Overview

This is a milestone report for the Data Science Capstone project. The following report will include an exploratory analysis of the three .txt files in the en_US data folder: en_US.blogs.txt, en_US.news.txt and en_US.twitter.txt. Additionally, the distribution of word frequencies in the files will be analyzed; so, too, will the frequencies of 2-gram and 3-grams.

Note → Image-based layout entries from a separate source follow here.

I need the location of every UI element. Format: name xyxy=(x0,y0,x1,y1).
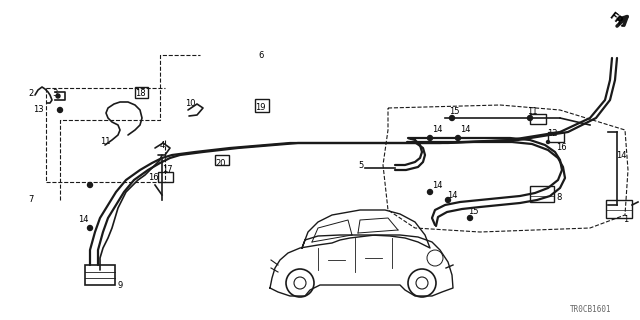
Text: TR0CB1601: TR0CB1601 xyxy=(570,305,612,314)
Circle shape xyxy=(449,116,454,121)
Circle shape xyxy=(467,215,472,220)
Circle shape xyxy=(445,197,451,203)
Text: 15: 15 xyxy=(449,108,460,116)
Bar xyxy=(85,265,115,285)
Text: 12: 12 xyxy=(547,129,557,138)
Text: 8: 8 xyxy=(556,194,561,203)
Bar xyxy=(255,99,269,112)
Text: 19: 19 xyxy=(255,102,266,111)
Text: 4: 4 xyxy=(160,140,165,149)
Text: 14: 14 xyxy=(78,215,88,225)
Circle shape xyxy=(58,108,63,113)
Text: 2: 2 xyxy=(28,89,33,98)
Circle shape xyxy=(428,135,433,140)
Bar xyxy=(158,172,173,182)
Text: 18: 18 xyxy=(135,89,146,98)
Text: 14: 14 xyxy=(432,181,442,190)
Text: 11: 11 xyxy=(527,108,538,116)
Text: FR.: FR. xyxy=(607,11,627,29)
Circle shape xyxy=(527,116,532,121)
Bar xyxy=(530,186,554,202)
Text: 7: 7 xyxy=(28,196,33,204)
Circle shape xyxy=(428,189,433,195)
Text: 6: 6 xyxy=(258,51,264,60)
Text: 14: 14 xyxy=(460,125,470,134)
Text: 14: 14 xyxy=(616,150,627,159)
Text: 16: 16 xyxy=(148,173,159,182)
Text: 3: 3 xyxy=(52,89,58,98)
Text: 14: 14 xyxy=(447,190,458,199)
Text: 1: 1 xyxy=(623,215,628,225)
Circle shape xyxy=(56,94,60,98)
Text: 13: 13 xyxy=(33,106,44,115)
Text: 10: 10 xyxy=(185,99,195,108)
Circle shape xyxy=(547,140,550,143)
Text: 17: 17 xyxy=(162,165,173,174)
Bar xyxy=(548,132,564,142)
Text: 9: 9 xyxy=(118,281,124,290)
Circle shape xyxy=(456,135,461,140)
Text: 16: 16 xyxy=(556,143,566,153)
Bar xyxy=(606,200,632,218)
Text: 14: 14 xyxy=(432,125,442,134)
Circle shape xyxy=(88,226,93,230)
Bar xyxy=(530,114,546,124)
Text: 15: 15 xyxy=(468,207,479,217)
Circle shape xyxy=(88,182,93,188)
Bar xyxy=(135,87,148,98)
Text: 5: 5 xyxy=(358,161,364,170)
Text: 20: 20 xyxy=(215,158,225,167)
Text: 11: 11 xyxy=(100,138,111,147)
Bar xyxy=(215,155,229,165)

Further included will be a summary of plans for creating a prediction algorithm and an app that utilizes this model and tests its ability.

Exploratory Analysis

Below is some basic info on the files, including each file’s size, number of lines, longest line length and number of words.

getDataSummary()  
##          size lines longestLine  words
## blogs   200MB  899K 40833 chars 37.33M
## news    196MB 1010K 11384 chars 34.37M
## twitter 159MB 2360K   140 chars 30.37M

Each file has been subsetted. Each line in the file was taken with probability .1.

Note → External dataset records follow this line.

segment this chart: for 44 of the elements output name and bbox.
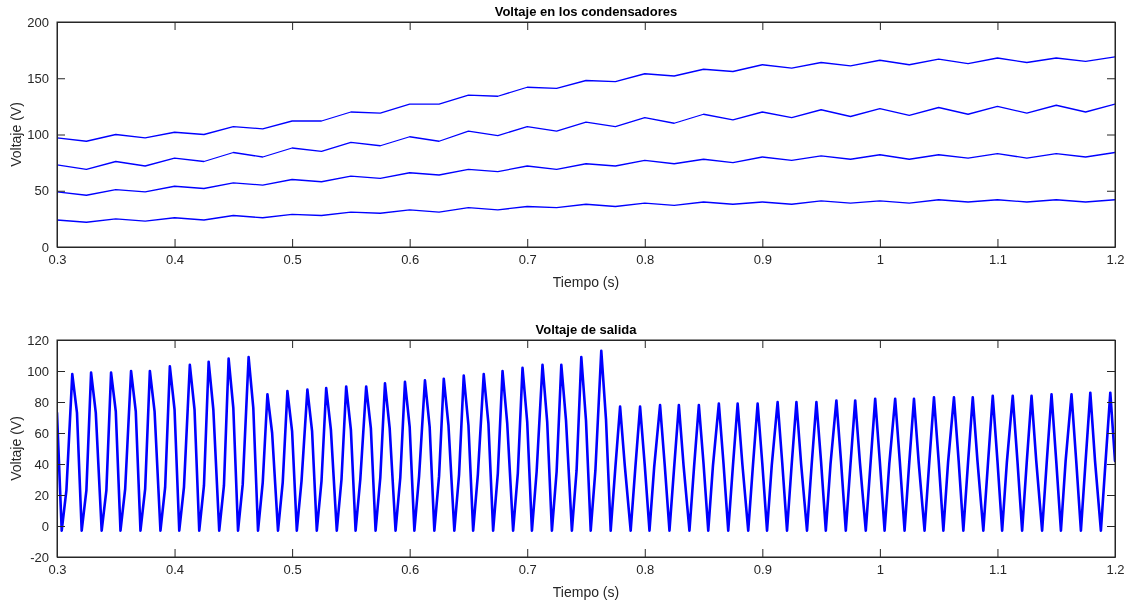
x-tick-label: 0.5 <box>283 252 302 268</box>
y-tick-label: 50 <box>34 183 49 199</box>
y-tick-label: 60 <box>34 425 49 441</box>
chart-title: Voltaje de salida <box>535 322 638 337</box>
x-tick-label: 0.7 <box>518 562 537 578</box>
y-axis-title: Voltaje (V) <box>8 416 24 481</box>
line-series <box>57 56 1115 142</box>
x-tick-label: 1.2 <box>1106 562 1125 578</box>
y-tick-label: 0 <box>41 239 49 255</box>
x-tick-label: 0.7 <box>518 252 537 268</box>
x-tick-label: 0.6 <box>401 562 420 578</box>
x-tick-label: 0.3 <box>48 562 67 578</box>
y-axis-title: Voltaje (V) <box>8 102 24 167</box>
x-tick-label: 0.4 <box>166 252 185 268</box>
y-tick-label: 80 <box>34 394 49 410</box>
line-series <box>57 151 1115 196</box>
x-tick-label: 0.3 <box>48 252 67 268</box>
y-tick-label: 20 <box>34 487 49 503</box>
y-tick-label: 100 <box>27 127 49 143</box>
y-tick-label: 100 <box>27 363 49 379</box>
y-tick-label: 120 <box>27 332 49 348</box>
x-tick-label: 1.2 <box>1106 252 1125 268</box>
y-tick-label: 0 <box>41 518 49 534</box>
x-tick-label: 0.9 <box>753 562 772 578</box>
x-tick-label: 1 <box>876 562 885 578</box>
x-tick-label: 0.4 <box>166 562 185 578</box>
x-tick-label: 0.5 <box>283 562 302 578</box>
x-tick-label: 0.8 <box>636 562 655 578</box>
y-tick-label: 40 <box>34 456 49 472</box>
x-tick-label: 0.6 <box>401 252 420 268</box>
chart-title: Voltaje en los condensadores <box>494 4 678 19</box>
line-series <box>57 103 1115 171</box>
x-tick-label: 0.9 <box>753 252 772 268</box>
y-tick-label: 200 <box>27 14 49 30</box>
x-tick-label: 1 <box>876 252 885 268</box>
line-series <box>57 199 1115 223</box>
y-tick-label: 150 <box>27 70 49 86</box>
x-tick-label: 1.1 <box>988 252 1007 268</box>
x-axis-title: Tiempo (s) <box>552 274 620 290</box>
x-tick-label: 0.8 <box>636 252 655 268</box>
x-tick-label: 1.1 <box>988 562 1007 578</box>
line-series <box>57 349 1115 532</box>
y-tick-label: -20 <box>30 549 49 565</box>
x-axis-title: Tiempo (s) <box>552 584 620 600</box>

Each subsetted file has been tokenized. Among other things, every character that is not a letter, space or an apostrophe has been removed. “Hashtags” have been removed, particularly from the twitter file. Single letter words have been removed. Everything has been converted to lowercase. Profanity has been removed. However, plenty of non-dictionary words remain.

The frequencies of words/unigrams (1-grams), bigrams (2-grams) and trigrams (3-grams) are included below. “Stopwords” like “the,” “and,” and “for” were not removed before computing these frequencies, and so naturally they top the list of most frequent unigrams.

Most frequent 1-grams.

plotFrequencies(1)

Most frequent 2-grams.

plotFrequencies(2)

Most frequent 3-grams.

plotFrequencies(3)

It’s worth noting how much of the corpora is composed of repeated words, in particular the most frequently occurring words.

getCoverage()
## [1] "The 10 most frequent words represent 16.6% of all words instances in the corpora."
## [1] "The 50 most frequent words represent 29.4% of all words instances in the corpora."
## [1] "The 250 most frequent words represent 47.5% of all words instances in the corpora."
## [1] "The 1000 most frequent words represent 64.8% of all words instances in the corpora."
## [1] "The 5000 most frequent words represent 84.2% of all words instances in the corpora."

Model Plans

The information gathered in learning the structure of the data, particularly the frequencies of different n-grams, will be used to build a model for predicting the next word given a string of words. If there is a “long” string of words (3 or more), the 4-grams of the sampled, tokenized corpora will be taken, and the last 3 words of the string will be matched against all possible 4-grams in which the first 3 words of the 4-gram are the last 3 words of the string; if there are matches, the last word of the most frequently occurring match will be returned. If there are no matches, this process will be implemented again but now looking at the last 2 words of the string matched against all 3-grams from the sampled, tokenized corpora. Similarly, if no matches are found this time, the last word of the string will be matched against 2-grams. If that still doesn’t work, “the” will be returned, since it is the most common word in the corpora.

This model will be used to build a simple app in which a user can type in a string, and a prediction will be returned for the next word in the string (i.e. the app will try to predict the next word of the sentence/query/etc. the user has typed in).